Vermisst: Kölner Kardinaltugenden

Allein für Woelki, einst Geheimsekretär von Kardinal Meisner, gab es keine Konsequenzen. Der 65-Jährige sah sich entlastet und keiner Schuld bewusst. Und bekräftigte, er wolle die Kirche mit Prävention und Änderungen in der Priesterausbildung voranbringen.

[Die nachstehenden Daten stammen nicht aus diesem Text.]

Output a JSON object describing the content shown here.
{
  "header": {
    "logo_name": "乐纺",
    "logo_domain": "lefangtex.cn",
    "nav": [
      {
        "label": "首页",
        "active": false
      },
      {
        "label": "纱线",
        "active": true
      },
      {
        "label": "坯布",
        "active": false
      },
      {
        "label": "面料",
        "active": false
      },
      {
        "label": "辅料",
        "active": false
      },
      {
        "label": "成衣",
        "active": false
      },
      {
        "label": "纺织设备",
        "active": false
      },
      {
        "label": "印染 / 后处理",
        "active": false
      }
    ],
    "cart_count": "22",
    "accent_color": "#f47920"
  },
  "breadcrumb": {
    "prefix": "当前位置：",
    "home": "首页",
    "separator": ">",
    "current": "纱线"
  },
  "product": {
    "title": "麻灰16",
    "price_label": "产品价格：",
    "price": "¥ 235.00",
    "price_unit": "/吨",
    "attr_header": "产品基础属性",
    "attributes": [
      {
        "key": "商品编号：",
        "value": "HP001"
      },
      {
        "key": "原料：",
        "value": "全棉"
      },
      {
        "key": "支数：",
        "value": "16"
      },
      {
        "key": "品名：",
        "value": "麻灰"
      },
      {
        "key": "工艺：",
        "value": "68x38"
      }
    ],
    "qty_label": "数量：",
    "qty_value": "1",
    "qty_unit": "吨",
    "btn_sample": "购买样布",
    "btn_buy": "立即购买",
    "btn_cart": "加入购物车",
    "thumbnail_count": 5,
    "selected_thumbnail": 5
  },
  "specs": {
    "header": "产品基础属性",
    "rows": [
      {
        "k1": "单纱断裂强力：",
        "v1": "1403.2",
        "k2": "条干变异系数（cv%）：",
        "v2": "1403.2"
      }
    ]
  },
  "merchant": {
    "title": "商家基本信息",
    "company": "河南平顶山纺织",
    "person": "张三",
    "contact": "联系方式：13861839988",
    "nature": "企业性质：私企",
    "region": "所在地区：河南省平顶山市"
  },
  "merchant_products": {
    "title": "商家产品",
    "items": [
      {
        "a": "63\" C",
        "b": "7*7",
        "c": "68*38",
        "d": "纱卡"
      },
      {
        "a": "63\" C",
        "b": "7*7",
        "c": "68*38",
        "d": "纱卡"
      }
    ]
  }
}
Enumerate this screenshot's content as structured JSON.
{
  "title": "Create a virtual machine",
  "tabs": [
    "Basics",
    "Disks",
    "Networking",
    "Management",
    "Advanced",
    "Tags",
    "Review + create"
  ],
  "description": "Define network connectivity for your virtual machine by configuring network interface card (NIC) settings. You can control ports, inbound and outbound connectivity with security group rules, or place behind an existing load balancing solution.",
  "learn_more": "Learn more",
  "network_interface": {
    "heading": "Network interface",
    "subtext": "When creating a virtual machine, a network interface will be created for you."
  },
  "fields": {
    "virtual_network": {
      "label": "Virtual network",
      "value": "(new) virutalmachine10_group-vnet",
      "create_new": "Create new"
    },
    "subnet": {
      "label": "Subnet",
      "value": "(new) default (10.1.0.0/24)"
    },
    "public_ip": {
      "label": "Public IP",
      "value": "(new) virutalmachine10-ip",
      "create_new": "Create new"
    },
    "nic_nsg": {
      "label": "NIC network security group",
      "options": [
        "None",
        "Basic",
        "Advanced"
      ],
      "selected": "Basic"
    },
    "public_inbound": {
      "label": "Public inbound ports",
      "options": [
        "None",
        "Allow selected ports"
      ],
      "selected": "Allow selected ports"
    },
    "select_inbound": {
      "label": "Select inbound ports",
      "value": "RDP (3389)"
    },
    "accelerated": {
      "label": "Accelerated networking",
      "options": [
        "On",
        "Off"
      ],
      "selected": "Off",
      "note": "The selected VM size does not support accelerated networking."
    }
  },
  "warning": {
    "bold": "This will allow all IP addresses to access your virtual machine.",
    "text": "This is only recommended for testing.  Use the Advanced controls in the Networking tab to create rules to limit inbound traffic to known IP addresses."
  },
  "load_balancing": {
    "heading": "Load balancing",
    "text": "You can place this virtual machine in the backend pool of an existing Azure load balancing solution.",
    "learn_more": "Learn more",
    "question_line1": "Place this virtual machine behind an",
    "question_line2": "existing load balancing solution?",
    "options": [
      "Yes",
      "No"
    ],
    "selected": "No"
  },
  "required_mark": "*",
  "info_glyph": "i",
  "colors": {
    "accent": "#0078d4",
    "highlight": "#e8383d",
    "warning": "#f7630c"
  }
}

Doch vor der Veröffentlichung der Missbrauch-Studie hatte sich im Erzbistum Köln – und eigentlich nicht nur dort – die Empörung über Woelkis Kurs verselbständigt. Rund um Köln findet man leicht Religionslehrer oder -lehrerinnen, die an ihrem Job zweifeln oder verzweifeln. Pfarrer erzählen, dass mittlerweile auch Gläubige aus der katholischen Kirche austräten, die noch vor zwei, drei Jahren sehr engagiert in Gremien mitarbeiteten oder Kinder auf die Feier der Erstkommunion vorbereiteten. Und Mittfünfziger erzählen staunend, dass ihre alten Eltern eines Tages gemeinsam zum Standesamt gezogen seien. Wegen des Kirchenaustritts. Aus Köln wird regelmäßig vermeldet, wie groß der Andrang bei den für den Kirchenaustritt zuständigen Behörden sei. Aber das Phänomen zeigt sich auch in anderen Regionen Deutschlands. Die Rede vom allmählichen Verschwinden der „Volkskirche“ trifft es vielleicht schon nicht mehr und man muss vom „Abbruch der Volkskirche“ sprechen.

Gerüchte und Gerede

Deshalb schickte im Juni der Papst zwei Bischöfe seines Vertrauens nach Köln, die mit vielen, die wollten, über Führung und Führungsstil Woelkis redeten und danach einen Bericht zur Lage dem Papst persönlich übermittelten. Als Woelki am Donnerstag über Gerüchte und Gerede predigte, lag diese Visitation 100 Tage zurück. Und nichts war passiert. Dann, nach 101 Tagen, die römische Entscheidung, die auch eine Nicht-Entscheidung ist.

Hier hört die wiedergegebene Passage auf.